I understand you. It's easier to blame others than to find the real reason or solution.
I'm not sure if you do, at least on this issue. I was just stating a fact.
bitSILVER, bitGOLD and bitBTC always had 10% MSSR and never applied BSIP42 but GSed long ago. This fact doesn't support the assumption that a higher MSSR will prevent undercollateralization from happening.
It takes more than MSSR. At least a combo of MSSR and MCR. But The weaker the bitAsset the higher they need to be; as en example bitCNY can have lower settings and still function properly. If you don't have liquid market on butAssets GS will happen no matter the MSSR and MCR if the right conditions are met.
If we can find a proper way to incentivize the involved parties, we'll solve the problem.
No matter the incentive, there will be always someone (maybe someone that no longer pays attention to his debt) that will let it ride. If we don't come up with a way to automatically close the debt the GS will always be there.
I will give everyone another option to think about on the GS issue:
When collateral reaches 1:1 simply force settle that debt based on percentages.
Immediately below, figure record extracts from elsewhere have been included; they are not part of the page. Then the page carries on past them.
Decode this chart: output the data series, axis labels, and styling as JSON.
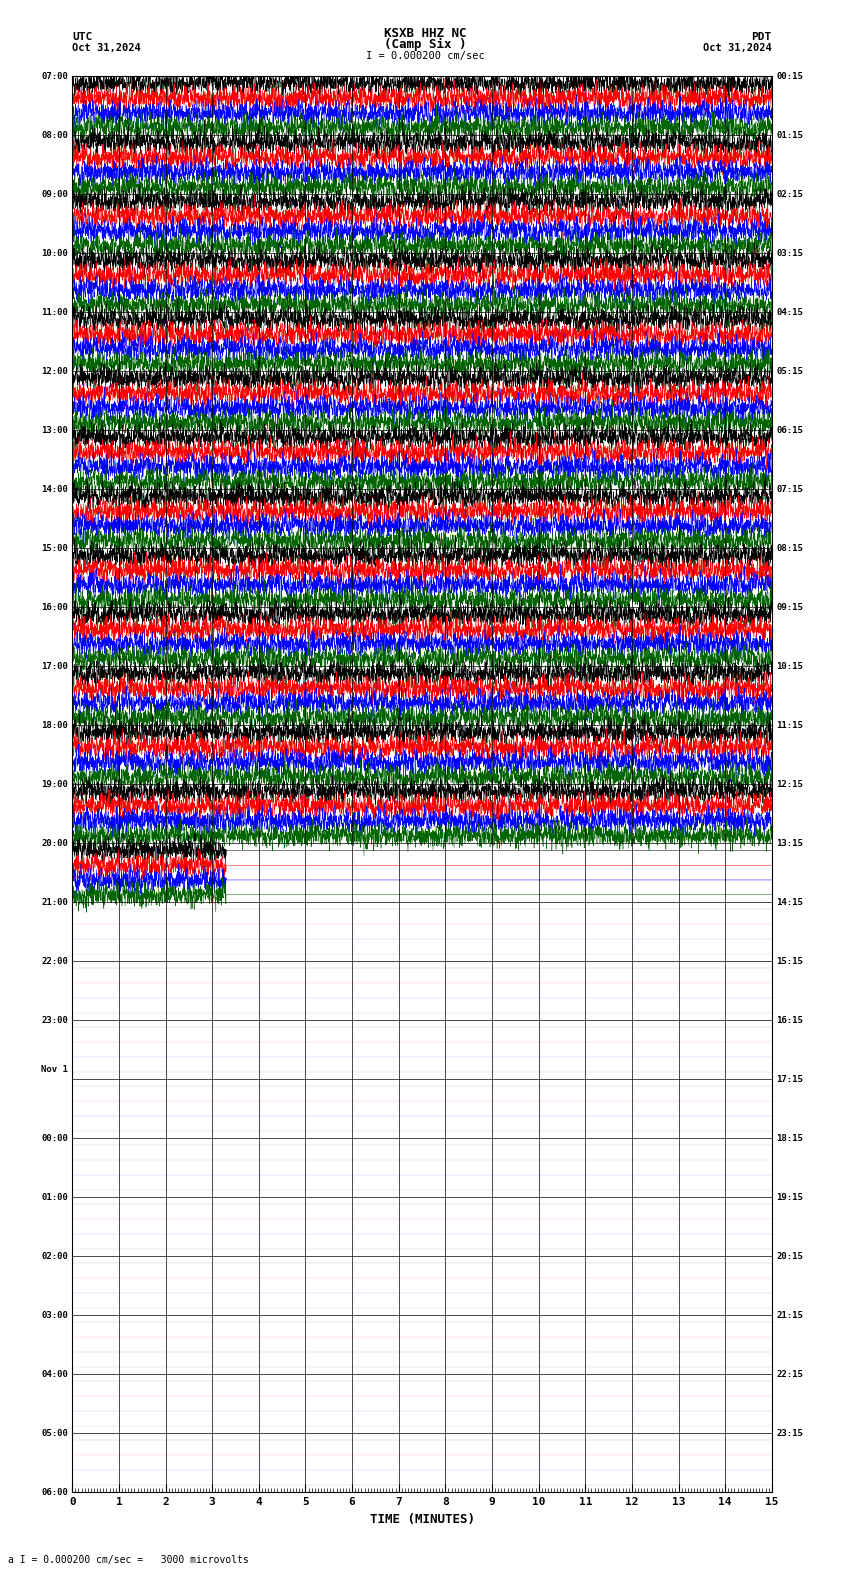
{
  "title_line1": "KSXB HHZ NC",
  "title_line2": "(Camp Six )",
  "scale_label": "I = 0.000200 cm/sec",
  "left_label_top": "UTC",
  "left_label_date": "Oct 31,2024",
  "right_label_top": "PDT",
  "right_label_date": "Oct 31,2024",
  "bottom_label": "a I = 0.000200 cm/sec =   3000 microvolts",
  "xlabel": "TIME (MINUTES)",
  "left_times_utc": [
    "07:00",
    "08:00",
    "09:00",
    "10:00",
    "11:00",
    "12:00",
    "13:00",
    "14:00",
    "15:00",
    "16:00",
    "17:00",
    "18:00",
    "19:00",
    "20:00",
    "21:00",
    "22:00",
    "23:00",
    "Nov 1",
    "00:00",
    "01:00",
    "02:00",
    "03:00",
    "04:00",
    "05:00",
    "06:00"
  ],
  "right_times_pdt": [
    "00:15",
    "01:15",
    "02:15",
    "03:15",
    "04:15",
    "05:15",
    "06:15",
    "07:15",
    "08:15",
    "09:15",
    "10:15",
    "11:15",
    "12:15",
    "13:15",
    "14:15",
    "15:15",
    "16:15",
    "17:15",
    "18:15",
    "19:15",
    "20:15",
    "21:15",
    "22:15",
    "23:15"
  ],
  "n_rows": 24,
  "n_active_rows": 14,
  "colors": [
    "#000000",
    "#ff0000",
    "#0000ff",
    "#006400"
  ],
  "bg_color": "#ffffff",
  "xlim": [
    0,
    15
  ],
  "xticks": [
    0,
    1,
    2,
    3,
    4,
    5,
    6,
    7,
    8,
    9,
    10,
    11,
    12,
    13,
    14,
    15
  ],
  "figsize": [
    8.5,
    15.84
  ],
  "dpi": 100
}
If there are 1000 smart coins issued, 10 is being force settled; each holder would see 1% of their smart coin force settled by the blockchain. This avoids GS alltogether and good debt stays in the system.
This is also an option if our only goal is to avoid undercollateralization (btw technically 1% is not guaranteed that all undercollateralized positions will be settled, also technically we can increase the percentage when it's the case).
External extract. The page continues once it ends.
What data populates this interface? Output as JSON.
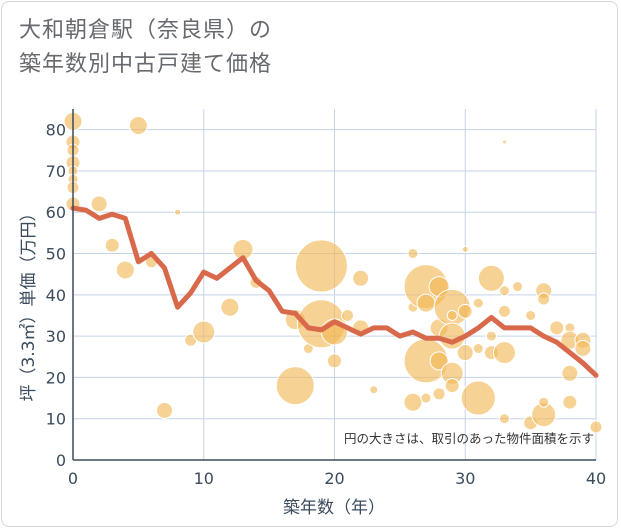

IMHO this option does more harm than good, because we have other goals which IMHO are more important, one of them is to give debt asset holders as much freedom as possible to decide by themselves, because we assume they're risk haters. On the other hand, debt position holders are risk lovers, so it's fine to have more aggressive rules on them, e.g. margin calls and force settlements. Please see discussions in https://github.com/bitshares/bsips/issues/179.
Also it would be a crisis for businesses built on top of BitAssets because they have no easy way to convert the collateral back to BitAsset when collateral price bounced back up. Imagine that if someone deposit bitUSD to an exchange but later can only withdraw some BTS and some BitUSD. In short, don't remove coins from users' balance, otherwise users will leave.
Alternatively, perhaps we should give asset holders an option on whether *automatically* settle a part of their holdings when feed price is closed to GS price, which may slightly improve the situation, but is not that hard.
bitAsset is not a currency or not even a coin, it's a contract between 2 parties that agree that particular asset will have a value equivalent to that asset in real life and will be backed by BTS. If anyone (exchanges) are running their business on that asset they should be able to adjust their holding (and users) to bitAsset+BTS. They already do it for some forks, air drops etc. This would not be any different and would always avoid GS. And I think that's the goal to have liquid market where the bitAsset is equal to it's RL counterpart ie: 1 bitUSD = 1 USD
Auto settling bad debt on a bit asset holder would be somewhat like force settlement on the debt holder. A risk on both sides.